Most of the people in this village are into agriculture. Mainly they grow sugarcane and some seasonal crops like sunflower, peanuts, soya, watermelon and vegetables like brinjal, onions, and tomato, green chilies. The Krishna river makes Gundwad a well-irrigated and fertile area.

==Climate==
Situated in the north of Belgaum district, which lies in the elevated terrain of north-western Karnataka. Gundwad receives rainfall from both the northeast and the southwest monsoons and the wettest months are June–September. June and August have a good deal of rainfall, while the winters have very little. The coldest month is December with an average low temperature of 23.3 °C and the hottest month is may with an average high temperature of 40 °C. Winter temperatures rarely drop below 20 °C (54 °F), and summer temperatures seldom exceed 30–40 °C. The driest month is January, with 10 mm of rainfall.

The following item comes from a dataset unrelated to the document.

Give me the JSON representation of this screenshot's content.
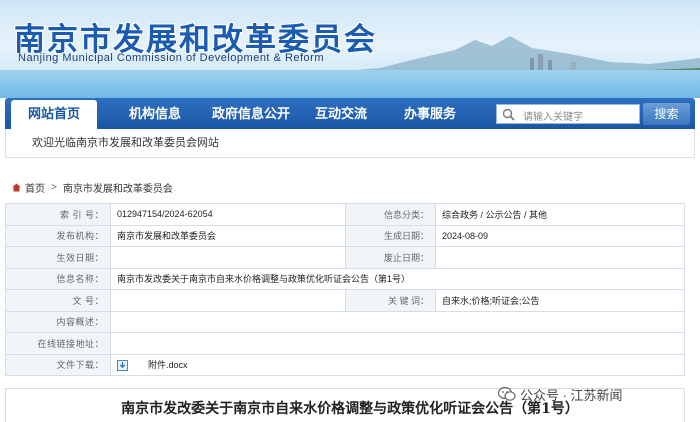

India is said to be gamble with monsoon, under extreme conditions Gundwad has faced flood in the past. During extreme floods, village has been evacuated in boat as its surrounded by Krishna river. Following are the list in descending order of years where extreme flood conditions recorded in Gundwad.

- 2019 Karnataka floods
- 1914
- 2005

==Location==
Kudachi is the nearest railway station to Gundwad which is 7.5 km away. Krishna river separates Gundwad and Ainapur, Athni.
Belgaum Airport is the nearest airport.